Cuando me regalaron el juego de química, yo era muy chiquito y entendí que para mis viejos ya era grande: si mis padres me dejaban jugar con carbonato de sodio, con azufre, con fuego, es que confiaban en mí. Mal hecho, mal hecho, porque la felicidad, igual que las cortinas del comedor, duró una semana.
Cuando se fueron los bomberos y mi mamá empapeló de nuevo el living, me trajeron de regalo el juego de magia. Era la época de la plata dulce, me podían traer juguetes de afuera. Así que dejé de extrañar el juego de química, que había quedado todo chamuscado, inservible, en el garaje.
Y el juego de magia era impresionante, y me olvidé rápidamente de todos los demás juegos. Venía con unas cartas trucadas, con unas bolas rojas que se convertían en azules, con una valija de mago profesional llena de trucos sorprendentes, y con dos sogas que parecían unidas pero no…
Pero lo mejor de todo era un manual del mago, un cuadernillo de ochenta páginas que te explicaba qué había que responderles a los que querían saber el truco.
El juego de magia era lo mejor que había tenido yo hasta el momento, porque además de aprender, y jugar, yo podía engañar a los chicos del barrio y sacarles plata.
Era un lujo de juguete y yo me divertí un montón con la magia, hasta que una noche tocó timbre el padre de Pablo Giorgetta, caliente como una pipa, porque según él yo me había quedado con diez mil pesos del hijo.
Mi papá le devolvió la plata antes incluso de preguntarme a mí. Un poco porque desconfiaba, y otro poco porque Giorgetta padre le daba cagazo a mi papá.
Y después mi vieja, Chichita, se encargó de mí. Esa noche fue terrible.
—¿Vos le robaste un marrón a Pablito Giorgetta? —Un marrón eran diez mil pesos, mi vieja estaba loca.
—No, señor —le digo yo—, se lo hice desaparecer, que es distinto.

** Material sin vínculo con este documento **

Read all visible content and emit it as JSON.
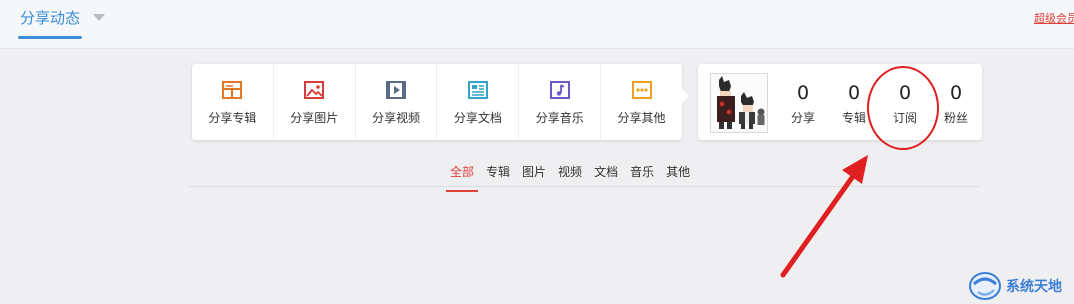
{
  "header": {
    "title": "分享动态",
    "vip_link": "超级会员"
  },
  "share_actions": [
    {
      "label": "分享专辑",
      "icon": "album-icon",
      "color": "#e87722"
    },
    {
      "label": "分享图片",
      "icon": "image-icon",
      "color": "#d93a3a"
    },
    {
      "label": "分享视频",
      "icon": "video-icon",
      "color": "#5a6b88"
    },
    {
      "label": "分享文档",
      "icon": "document-icon",
      "color": "#33a3c9"
    },
    {
      "label": "分享音乐",
      "icon": "music-icon",
      "color": "#6b58c9"
    },
    {
      "label": "分享其他",
      "icon": "more-icon",
      "color": "#f0a020"
    }
  ],
  "profile": {
    "stats": [
      {
        "value": "0",
        "label": "分享"
      },
      {
        "value": "0",
        "label": "专辑"
      },
      {
        "value": "0",
        "label": "订阅"
      },
      {
        "value": "0",
        "label": "粉丝"
      }
    ]
  },
  "filter_tabs": [
    {
      "label": "全部",
      "active": true
    },
    {
      "label": "专辑"
    },
    {
      "label": "图片"
    },
    {
      "label": "视频"
    },
    {
      "label": "文档"
    },
    {
      "label": "音乐"
    },
    {
      "label": "其他"
    }
  ],
  "annotation_color": "#e02020",
  "watermark": {
    "text": "系统天地"
  }
}
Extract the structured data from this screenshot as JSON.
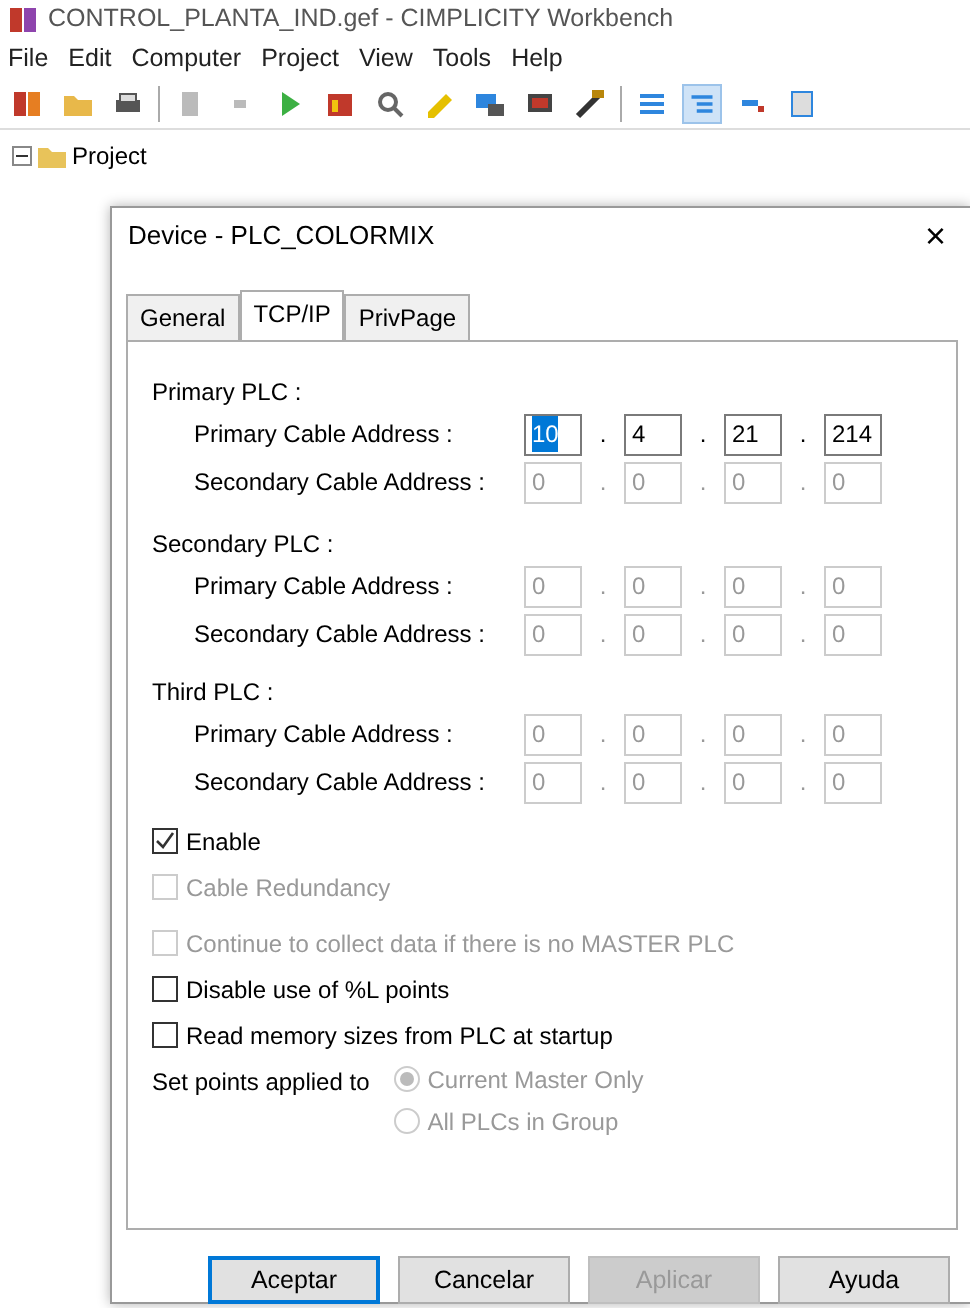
{
  "window": {
    "title": "CONTROL_PLANTA_IND.gef - CIMPLICITY Workbench"
  },
  "menu": [
    "File",
    "Edit",
    "Computer",
    "Project",
    "View",
    "Tools",
    "Help"
  ],
  "tree": {
    "label": "Project",
    "expanded": true
  },
  "dialog": {
    "title": "Device - PLC_COLORMIX",
    "close": "×",
    "separator": ".",
    "tabs": [
      {
        "label": "General",
        "selected": false
      },
      {
        "label": "TCP/IP",
        "selected": true
      },
      {
        "label": "PrivPage",
        "selected": false
      }
    ],
    "groups": [
      {
        "label": "Primary PLC :",
        "rows": [
          {
            "label": "Primary Cable Address :",
            "disabled": false,
            "octets": [
              {
                "value": "10",
                "selected": true
              },
              {
                "value": "4",
                "selected": false
              },
              {
                "value": "21",
                "selected": false
              },
              {
                "value": "214",
                "selected": false
              }
            ]
          },
          {
            "label": "Secondary Cable Address :",
            "disabled": true,
            "octets": [
              {
                "value": "0",
                "selected": false
              },
              {
                "value": "0",
                "selected": false
              },
              {
                "value": "0",
                "selected": false
              },
              {
                "value": "0",
                "selected": false
              }
            ]
          }
        ]
      },
      {
        "label": "Secondary PLC :",
        "rows": [
          {
            "label": "Primary Cable Address :",
            "disabled": true,
            "octets": [
              {
                "value": "0",
                "selected": false
              },
              {
                "value": "0",
                "selected": false
              },
              {
                "value": "0",
                "selected": false
              },
              {
                "value": "0",
                "selected": false
              }
            ]
          },
          {
            "label": "Secondary Cable Address :",
            "disabled": true,
            "octets": [
              {
                "value": "0",
                "selected": false
              },
              {
                "value": "0",
                "selected": false
              },
              {
                "value": "0",
                "selected": false
              },
              {
                "value": "0",
                "selected": false
              }
            ]
          }
        ]
      },
      {
        "label": "Third PLC :",
        "rows": [
          {
            "label": "Primary Cable Address :",
            "disabled": true,
            "octets": [
              {
                "value": "0",
                "selected": false
              },
              {
                "value": "0",
                "selected": false
              },
              {
                "value": "0",
                "selected": false
              },
              {
                "value": "0",
                "selected": false
              }
            ]
          },
          {
            "label": "Secondary Cable Address :",
            "disabled": true,
            "octets": [
              {
                "value": "0",
                "selected": false
              },
              {
                "value": "0",
                "selected": false
              },
              {
                "value": "0",
                "selected": false
              },
              {
                "value": "0",
                "selected": false
              }
            ]
          }
        ]
      }
    ],
    "options": [
      {
        "label": "Enable",
        "checked": true,
        "disabled": false
      },
      {
        "label": "Cable Redundancy",
        "checked": false,
        "disabled": true
      },
      {
        "label": "Continue to collect data if there is no MASTER PLC",
        "checked": false,
        "disabled": true
      },
      {
        "label": "Disable use of %L points",
        "checked": false,
        "disabled": false
      },
      {
        "label": "Read memory sizes from PLC at startup",
        "checked": false,
        "disabled": false
      }
    ],
    "set_points": {
      "label": "Set points applied to",
      "options": [
        {
          "label": "Current Master Only",
          "selected": true,
          "disabled": true
        },
        {
          "label": "All PLCs in Group",
          "selected": false,
          "disabled": true
        }
      ]
    },
    "buttons": [
      {
        "label": "Aceptar",
        "default": true,
        "disabled": false
      },
      {
        "label": "Cancelar",
        "default": false,
        "disabled": false
      },
      {
        "label": "Aplicar",
        "default": false,
        "disabled": true
      },
      {
        "label": "Ayuda",
        "default": false,
        "disabled": false
      }
    ]
  }
}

—Yo usaba las frases del cuadernito.
—¿Y dónde está la plata, carajo? —me decía mi vieja.
—En el éter —le dije yo, porque el manual decía que había que contestar las preguntas del público con evasivas.
Lo que no decía el manual es que después venía un sopapo.
—¡Decime dónde está la plata, Hernán, porque te juro que no me conocés enojada! —decía mi vieja, y después vino el segundo sopapo, y yo le dije:
—Mamá… ¿Vos sabés guardar un secreto, mamá?
—Sí —me dijo ella.
—Un mago también —le dije yo. ¡Para qué! Se lo dije calcando los consejos de manual. Pero mi mamá, que nunca fue muy amiga de suspender la realidad, me reventó la cabeza contra el aparador y tuve que romper la regla de la magia.
—La plata está en el doble fondo de la cajita amarilla —le dije medio llorando con cobardía, y esa medianoche se acabó mi futuro como mago. Después de un mes de penitencia, me regalaron el primer walkie-talkie. ¡Ah, el walkie-talkie! Los anteriores juguetes no tenían que ver con el walkie-talkie.
Durante semanas no me separé de mis dos transmisores; les tenía tanto cariño que no quería prestarle el segundo aparato a nadie, por lo que no me quedaba más remedio que hablar solo, como un pelotudo.
Mi historia con los juguetes terminó un día, a finales de 1981, cuando mi papá trajo a casa el mejor invento del siglo veinte, la televisión a colores. Vino en una caja gigante y tenía control remoto. Cuando la prendieron yo no entendí cómo había hecho durante diez años para ver todo en blanco y negro. No lo podía entender. Lo primero que apareció en la tele fue Los Dukes de Hazzard. Casi me pongo a llorar. Corrí al teléfono, lo llamé a mi mejor amigo y le dije:
—Chiri, es anaranjado: el Chevy de los Dukes es anaranjado.
Pero cinco segundos después apareció en la pantalla la prima de los Dukes de Hazzard, la prima Daisy, en colores, la prima Daisy con su vaquero ajustado en colores, con las dos tetas en colores… y me olvidé para siempre de todos los juguetes.